Opinião

As memórias de Merkel, as políticas de Trump e a ciência no meio disto

A administração Trump 2.0 será indubitavelmente – já está a ser – uma ameaça e um teste de resiliência para o compromisso com a saúde global, no qual a União Europeia terá que saber reposicionar-se com líder

Nos Estados Unidos (EUA), fomos confrontados com a morte confirmada de uma criança por sarampo na última semana de Fevereiro e mais uma morte sob investigação de um adulto que testou positivo para a mesma patologia: nenhuma das pessoas estava vacinada. Qualquer morte é uma tragédia, mais ainda quando se trata de uma criança vítima de uma doença prevenível através da vacinação. O sarampo foi oficialmente considerado eliminado nos EUA em 2000 e estas são as primeiras mortes em dez anos, a par de um declínio na taxa de vacinação e num momento em que o número de novos casos continua a subir em vários estados, com um total de 222 desde o início do ano na última atualização. 94% desses casos afetou cidadãos não vacinados, a maioria crianças.

O recém-nomeado Secretário da Saúde, Robert F. Kennedy Jr., escolha que preocupa a comunidade científica internacional, por ser um conhecido céptico em relação à vacinação e já ter em vários momentos promovido informação falsa, refutada pela evidência científica. A gerir o actual surto de Sarampo, Kennedy Jr. começou por desvalorizar a situação, mas recuou dias depois, reconhecendo a importância de reforçar a imunização e anunciando mais vacinas.
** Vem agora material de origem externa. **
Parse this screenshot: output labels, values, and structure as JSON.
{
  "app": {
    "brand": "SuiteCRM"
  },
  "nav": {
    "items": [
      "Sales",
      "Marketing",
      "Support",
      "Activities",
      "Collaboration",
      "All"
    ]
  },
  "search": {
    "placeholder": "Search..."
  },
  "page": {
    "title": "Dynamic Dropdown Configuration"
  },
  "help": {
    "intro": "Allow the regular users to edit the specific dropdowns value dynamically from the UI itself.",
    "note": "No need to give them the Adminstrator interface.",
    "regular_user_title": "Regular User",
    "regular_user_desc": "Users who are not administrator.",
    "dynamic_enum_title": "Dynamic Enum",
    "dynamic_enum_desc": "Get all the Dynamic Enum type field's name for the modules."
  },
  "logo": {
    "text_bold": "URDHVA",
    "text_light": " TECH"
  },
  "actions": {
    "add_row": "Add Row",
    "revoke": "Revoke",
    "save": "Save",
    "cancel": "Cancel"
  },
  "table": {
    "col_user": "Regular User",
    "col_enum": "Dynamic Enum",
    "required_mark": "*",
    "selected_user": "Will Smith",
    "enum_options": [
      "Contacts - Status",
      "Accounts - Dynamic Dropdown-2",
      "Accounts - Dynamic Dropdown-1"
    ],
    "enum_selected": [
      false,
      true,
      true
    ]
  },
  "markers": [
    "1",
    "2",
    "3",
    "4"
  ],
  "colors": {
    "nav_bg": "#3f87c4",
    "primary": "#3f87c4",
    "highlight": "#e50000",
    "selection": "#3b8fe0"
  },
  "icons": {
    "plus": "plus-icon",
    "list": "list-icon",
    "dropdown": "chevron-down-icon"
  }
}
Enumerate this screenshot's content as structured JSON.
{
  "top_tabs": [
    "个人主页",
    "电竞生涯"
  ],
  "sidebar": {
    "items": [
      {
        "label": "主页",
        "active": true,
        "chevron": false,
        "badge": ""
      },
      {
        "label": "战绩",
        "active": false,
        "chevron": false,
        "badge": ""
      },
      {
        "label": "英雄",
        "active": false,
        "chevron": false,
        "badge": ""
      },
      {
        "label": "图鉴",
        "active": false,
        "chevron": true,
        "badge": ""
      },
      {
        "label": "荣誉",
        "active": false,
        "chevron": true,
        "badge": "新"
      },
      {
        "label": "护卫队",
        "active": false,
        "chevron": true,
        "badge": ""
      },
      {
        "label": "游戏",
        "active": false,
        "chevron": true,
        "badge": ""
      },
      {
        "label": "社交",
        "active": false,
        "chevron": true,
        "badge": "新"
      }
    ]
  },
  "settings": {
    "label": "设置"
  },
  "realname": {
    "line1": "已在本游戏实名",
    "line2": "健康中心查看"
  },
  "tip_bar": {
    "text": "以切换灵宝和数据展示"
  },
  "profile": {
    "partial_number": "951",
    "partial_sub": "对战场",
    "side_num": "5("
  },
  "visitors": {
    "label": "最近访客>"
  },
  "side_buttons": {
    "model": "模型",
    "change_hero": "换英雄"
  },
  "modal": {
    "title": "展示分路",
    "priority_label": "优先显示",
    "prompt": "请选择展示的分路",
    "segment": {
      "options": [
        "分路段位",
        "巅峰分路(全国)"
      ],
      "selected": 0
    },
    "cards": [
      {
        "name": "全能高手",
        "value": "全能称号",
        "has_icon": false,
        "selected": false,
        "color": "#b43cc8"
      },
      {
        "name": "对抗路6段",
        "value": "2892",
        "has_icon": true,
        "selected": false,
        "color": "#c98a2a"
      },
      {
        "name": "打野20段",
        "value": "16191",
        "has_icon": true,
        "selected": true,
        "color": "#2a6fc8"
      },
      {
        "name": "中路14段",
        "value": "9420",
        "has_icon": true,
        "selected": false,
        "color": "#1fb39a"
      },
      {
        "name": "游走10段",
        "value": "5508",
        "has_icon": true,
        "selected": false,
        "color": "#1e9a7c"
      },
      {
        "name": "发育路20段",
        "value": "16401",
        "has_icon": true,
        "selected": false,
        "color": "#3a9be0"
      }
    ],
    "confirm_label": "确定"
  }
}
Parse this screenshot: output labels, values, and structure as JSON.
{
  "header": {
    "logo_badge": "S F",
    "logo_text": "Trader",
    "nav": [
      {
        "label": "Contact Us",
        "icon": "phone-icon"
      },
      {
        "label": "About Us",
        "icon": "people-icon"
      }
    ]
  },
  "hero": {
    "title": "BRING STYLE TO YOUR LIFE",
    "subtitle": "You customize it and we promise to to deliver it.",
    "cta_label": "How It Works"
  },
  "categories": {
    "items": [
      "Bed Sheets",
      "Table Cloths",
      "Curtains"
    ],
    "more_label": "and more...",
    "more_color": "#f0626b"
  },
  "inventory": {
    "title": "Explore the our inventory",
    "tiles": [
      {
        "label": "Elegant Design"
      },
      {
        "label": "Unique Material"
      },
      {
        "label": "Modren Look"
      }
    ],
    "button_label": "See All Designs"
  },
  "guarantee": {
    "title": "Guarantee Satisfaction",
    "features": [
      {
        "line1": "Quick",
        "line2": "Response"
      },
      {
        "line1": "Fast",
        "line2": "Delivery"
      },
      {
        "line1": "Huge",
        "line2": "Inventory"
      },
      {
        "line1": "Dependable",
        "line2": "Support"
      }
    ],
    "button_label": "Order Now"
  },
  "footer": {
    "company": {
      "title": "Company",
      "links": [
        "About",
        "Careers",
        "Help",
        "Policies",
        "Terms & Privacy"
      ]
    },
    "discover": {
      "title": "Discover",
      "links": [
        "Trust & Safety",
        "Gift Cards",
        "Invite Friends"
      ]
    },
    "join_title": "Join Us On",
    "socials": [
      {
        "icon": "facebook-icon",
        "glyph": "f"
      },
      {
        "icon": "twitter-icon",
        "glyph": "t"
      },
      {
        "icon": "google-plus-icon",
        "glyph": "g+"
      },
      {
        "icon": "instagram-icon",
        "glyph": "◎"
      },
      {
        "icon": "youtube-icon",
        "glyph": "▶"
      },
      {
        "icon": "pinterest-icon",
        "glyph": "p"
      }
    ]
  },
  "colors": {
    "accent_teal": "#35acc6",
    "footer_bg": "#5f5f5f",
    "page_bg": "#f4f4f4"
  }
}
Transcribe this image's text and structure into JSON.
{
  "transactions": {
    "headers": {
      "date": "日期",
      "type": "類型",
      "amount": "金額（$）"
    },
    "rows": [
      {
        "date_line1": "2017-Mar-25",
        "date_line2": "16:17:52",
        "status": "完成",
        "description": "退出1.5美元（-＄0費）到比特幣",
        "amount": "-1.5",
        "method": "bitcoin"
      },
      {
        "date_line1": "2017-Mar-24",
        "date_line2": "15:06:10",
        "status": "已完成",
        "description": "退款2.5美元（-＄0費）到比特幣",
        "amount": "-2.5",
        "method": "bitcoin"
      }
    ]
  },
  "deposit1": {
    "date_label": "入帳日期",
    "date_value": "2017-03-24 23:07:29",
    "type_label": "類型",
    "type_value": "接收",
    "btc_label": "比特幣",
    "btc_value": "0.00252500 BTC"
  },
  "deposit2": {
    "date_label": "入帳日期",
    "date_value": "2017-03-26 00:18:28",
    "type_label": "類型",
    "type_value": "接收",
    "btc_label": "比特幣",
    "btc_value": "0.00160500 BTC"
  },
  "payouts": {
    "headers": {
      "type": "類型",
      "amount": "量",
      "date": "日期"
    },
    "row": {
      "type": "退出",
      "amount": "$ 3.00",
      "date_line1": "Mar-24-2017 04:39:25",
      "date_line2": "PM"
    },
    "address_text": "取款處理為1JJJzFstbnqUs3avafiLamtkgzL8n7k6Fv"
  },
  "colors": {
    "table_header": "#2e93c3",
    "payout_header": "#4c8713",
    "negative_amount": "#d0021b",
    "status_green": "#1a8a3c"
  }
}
Contudo, nas declarações que tem proferido, continua a colocar a tónica na vacinação como uma decisão individual, desviando a atenção da crise sanitária.

Têm-se sucedido os protestos nos EUA contra os importantes cortes de fundos para investigação científica e os despedimentos em massa em agências científicas governamentais. Destaque para o movimento #StandUpForScience, cuja ressonância transatlântica ficou patente no passado dia 7 de Março com várias ações em França e numa coluna no “Le Monde” intitulada “Vamos defender a ciência contra os esforços anti-conhecimento”, assinada, entre outros, pela virologista Françoise Barré-Sinoussi, laureada em 2008 com o Nobel da Medicina pela descoberta do vírus da SIDA.

Também a saída da Organização Mundial de Saúde o desmantelamento da Agência Americana para o Desenvolvimento Internacional podem ter um impacto relevante no conhecimento, monitorização, disseminação e combate de doenças à escala mundial. É verdade que os EUA eram os maiores contribuidores para o orçamento da OMS, mas esta saída e consequente “poupança” pode bem sair cara ao país pelos já referidos motivos e ainda com repercussão não apenas na saúde, mas também a nível económico e político. Ainda relativamente aos cortes nos fundos destinados à investigação, de acordo com uma publicação na “Nature”, as instruções ao Instituto Nacional de Saúde (NIH) dos EUA são para que a investigação e os programas de formação versando diversidade, equidade e inclusão deixem de ser considerados prioritários.

Leio neste momento o livro “Liberdade”, memórias de Angela Merkel, ex-chanceler Alemã e, não se podendo fazer comparações directas entre momentos históricos, não posso deixar de rever nas suas palavras riscos da actual política de Trump, contraposta por uma inabalável crença na liberdade e na Ciência. Escreve a certo ponto Merkel, em 1972, então a viver na RDA: “(…) optei por estudar Física. Não foi a disciplina em que tive mais facilidade, mas a escolha foi feita por outros motivos: era uma ciência da natureza, e nem mesmo a RDA poderia deturpar todos os factos”. A administração Trump 2.0 será indubitavelmente – já está a ser – uma ameaça e um teste de resiliência para o compromisso com a saúde global, no qual a União Europeia terá que saber reposicionar-se com líder.


Deixo três notas finais: a desinformação mata; as doenças não conhecem fronteiras e doenças anteriormente eliminadas podem ressurgir; a saúde global é verdadeiramente um bem comum. Com censura na Ciência, é toda a Democracia que está sob ameaça.